Me? Have power? In a relationship? For the most part, the relationships I struggle with are romantic. Until recently, it didn't occur to me that I had any power in my relationships: to be mad, to leave, to do whatever it is that I feel or think because in a "good" relationship, others' needs come first. Isn't that the essence of a healthy relationship? Compromise? 

So, when disagreements come up, I end up wanting the other person to be happy and wanting things to be OK so I bend over backwards and take the blame. I swallow my feelings of injustice and hurt, and I push forward with whatever it is he wants because I want peace and it feels easier to comply than to rock the boat. I constantly walk on eggshells, not in terms of any physical danger, but because emotionally, I am always scared and fearful of him leaving and of me feeling abandoned. I am scared even when when he is mean. Cruel. Taunting. In relationships such as these, my partners are usually unbelievably sweet, kind, and romantic when thy want to be. So I ride the ridiculous roller coaster that can be excessively high and excessively low. Unpredictably so, he can be my knight-in-shining-armor.  In the next moment, he can sound as though he is an evil stepmother or stepsister. And because I want everything to be OK, and because my partners have generally come from backgrounds that have trauma and substance use, I rationalize to sacrifice myself: my thoughts, my feelings, my voice, my identity, my entire being-- because my boyfriends have tended to prefer being in the spotlight and with me on the sidelines: seen but not heard. They need the ego boost, not me.

What a delusion that is, believing that I am stronger than my partners when they are the ones that have hurt me. But the thing is, I'm not always the only casualty. I know that my current partner is unhappy, but it's too scary to leave, so we stay. We stay in an unhealthy cycle of resentment and dependency and what we think is love but sometimes borders on such intense dislike that I wonder if it could be hate. From both of us.
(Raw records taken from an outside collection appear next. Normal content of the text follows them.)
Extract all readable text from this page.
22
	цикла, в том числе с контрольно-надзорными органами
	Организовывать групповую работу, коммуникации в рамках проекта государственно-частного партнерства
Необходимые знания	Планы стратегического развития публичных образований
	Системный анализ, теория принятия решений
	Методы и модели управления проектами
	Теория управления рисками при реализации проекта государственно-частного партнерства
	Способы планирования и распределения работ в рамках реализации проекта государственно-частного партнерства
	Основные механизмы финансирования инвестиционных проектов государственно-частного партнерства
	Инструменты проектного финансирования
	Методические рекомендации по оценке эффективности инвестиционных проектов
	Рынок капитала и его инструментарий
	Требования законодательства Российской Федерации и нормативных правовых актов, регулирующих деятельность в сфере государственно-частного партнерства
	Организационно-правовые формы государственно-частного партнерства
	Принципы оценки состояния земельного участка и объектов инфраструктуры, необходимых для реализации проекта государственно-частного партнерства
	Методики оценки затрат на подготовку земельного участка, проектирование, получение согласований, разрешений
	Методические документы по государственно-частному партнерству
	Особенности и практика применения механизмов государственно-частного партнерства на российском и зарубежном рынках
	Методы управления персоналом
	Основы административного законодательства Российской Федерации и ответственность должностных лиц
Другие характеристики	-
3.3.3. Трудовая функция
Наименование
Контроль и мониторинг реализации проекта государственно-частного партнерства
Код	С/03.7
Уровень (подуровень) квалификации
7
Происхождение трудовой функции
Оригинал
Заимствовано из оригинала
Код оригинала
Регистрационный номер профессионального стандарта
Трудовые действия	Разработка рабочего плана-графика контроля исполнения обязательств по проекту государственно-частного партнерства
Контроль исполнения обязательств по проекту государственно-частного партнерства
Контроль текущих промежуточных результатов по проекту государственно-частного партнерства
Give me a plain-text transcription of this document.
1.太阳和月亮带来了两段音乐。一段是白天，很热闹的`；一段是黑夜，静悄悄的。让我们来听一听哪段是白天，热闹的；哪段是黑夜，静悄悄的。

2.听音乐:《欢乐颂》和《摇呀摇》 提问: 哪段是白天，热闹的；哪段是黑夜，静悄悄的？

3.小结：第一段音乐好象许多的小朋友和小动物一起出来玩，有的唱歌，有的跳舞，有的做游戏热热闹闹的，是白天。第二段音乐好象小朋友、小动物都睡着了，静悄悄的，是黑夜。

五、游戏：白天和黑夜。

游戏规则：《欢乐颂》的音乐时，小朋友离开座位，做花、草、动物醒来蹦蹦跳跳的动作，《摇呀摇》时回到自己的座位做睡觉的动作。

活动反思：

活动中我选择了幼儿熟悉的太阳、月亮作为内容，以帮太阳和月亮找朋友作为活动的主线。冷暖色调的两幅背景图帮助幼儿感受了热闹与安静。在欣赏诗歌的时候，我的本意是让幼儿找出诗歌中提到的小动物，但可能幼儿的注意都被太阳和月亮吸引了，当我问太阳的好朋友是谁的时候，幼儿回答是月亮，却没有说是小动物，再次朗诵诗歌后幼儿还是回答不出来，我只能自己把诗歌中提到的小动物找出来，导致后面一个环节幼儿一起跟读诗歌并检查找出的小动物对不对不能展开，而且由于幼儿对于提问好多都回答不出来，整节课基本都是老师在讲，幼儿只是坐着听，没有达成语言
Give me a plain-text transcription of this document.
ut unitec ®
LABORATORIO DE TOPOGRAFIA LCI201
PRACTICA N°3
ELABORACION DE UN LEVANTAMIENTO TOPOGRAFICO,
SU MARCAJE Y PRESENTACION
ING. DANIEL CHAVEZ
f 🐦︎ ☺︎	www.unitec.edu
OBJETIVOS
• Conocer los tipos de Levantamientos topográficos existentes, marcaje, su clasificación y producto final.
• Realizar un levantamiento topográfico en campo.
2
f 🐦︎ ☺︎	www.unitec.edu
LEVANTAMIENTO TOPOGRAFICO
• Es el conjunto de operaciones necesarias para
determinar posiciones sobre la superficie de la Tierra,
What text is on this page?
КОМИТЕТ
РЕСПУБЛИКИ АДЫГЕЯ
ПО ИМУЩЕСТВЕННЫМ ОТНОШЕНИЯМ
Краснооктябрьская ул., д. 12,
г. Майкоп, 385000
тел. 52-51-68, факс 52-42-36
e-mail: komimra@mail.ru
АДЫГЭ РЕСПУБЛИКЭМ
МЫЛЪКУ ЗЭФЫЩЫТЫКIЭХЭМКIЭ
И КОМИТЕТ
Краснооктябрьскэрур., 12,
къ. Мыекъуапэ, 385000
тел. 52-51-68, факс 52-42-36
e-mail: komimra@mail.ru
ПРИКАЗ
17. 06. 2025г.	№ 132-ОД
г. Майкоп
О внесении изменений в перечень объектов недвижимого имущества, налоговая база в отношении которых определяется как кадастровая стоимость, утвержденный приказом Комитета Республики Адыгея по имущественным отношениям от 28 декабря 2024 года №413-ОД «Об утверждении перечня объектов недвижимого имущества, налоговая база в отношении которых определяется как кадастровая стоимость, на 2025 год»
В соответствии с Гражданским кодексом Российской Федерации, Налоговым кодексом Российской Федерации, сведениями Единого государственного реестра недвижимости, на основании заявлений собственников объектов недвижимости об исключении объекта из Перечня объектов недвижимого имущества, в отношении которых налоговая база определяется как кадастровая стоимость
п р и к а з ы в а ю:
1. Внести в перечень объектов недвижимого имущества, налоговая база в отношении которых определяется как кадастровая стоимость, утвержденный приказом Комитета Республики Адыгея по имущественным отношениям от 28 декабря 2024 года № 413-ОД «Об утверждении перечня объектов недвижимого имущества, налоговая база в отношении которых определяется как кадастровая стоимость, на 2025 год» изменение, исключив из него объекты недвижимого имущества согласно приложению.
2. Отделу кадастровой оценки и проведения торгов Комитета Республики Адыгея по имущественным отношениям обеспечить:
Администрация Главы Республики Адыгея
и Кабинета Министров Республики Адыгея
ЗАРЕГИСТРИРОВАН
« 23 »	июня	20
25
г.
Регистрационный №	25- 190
So I have to wonder why it is that we victimize ourselves. At least, speaking for myself, why is it that I have such low self-worth that I'm afraid to leave. To be the one that admits it first, or that leaves first? Why do I feel guilty thinking about leaving those who are mean, alcoholics, verbally abusive, emotionally abusive? And why is it that I have just as strong of a fear that he may leave and abandon me? Why do I continuously choose such unhealthy partners who make comments that belittle me, who chip away at my sense of self-esteem, and who eventually lead me to critique myself and my worthiness as a lovable human being?

So, I created this blog because I want to begin/push through my painful journey of realizing my role in relationships. But rather than punish myself and blame myself for choosing partners that have emotionally hurt me, I'd like to to re-frame my relationship with myself to become more compassionate. I don't want to feel so ashamed anymore. I don't want to feel shame all the time for staying in a relationship or for thinking about leaving. Rather than blame myself, I'd like to believe that from now on, I have the power to recognize what is healthy versus unhealthy for me: 

What are the things that I consider to be acceptable versus not acceptable when it comes to making sacrifices to make someone else happy? And what are my deal-breakers when it comes to screening out the people I allow into my life? In order to answer these questions though, I have to first find a healthy relationship with myself that is grounded in compassion and self-acceptance so that I can recognize that I am worthy of being loved. I need to find empowerment from within, and this is something I didn't know I had to work on in my relationship with myself.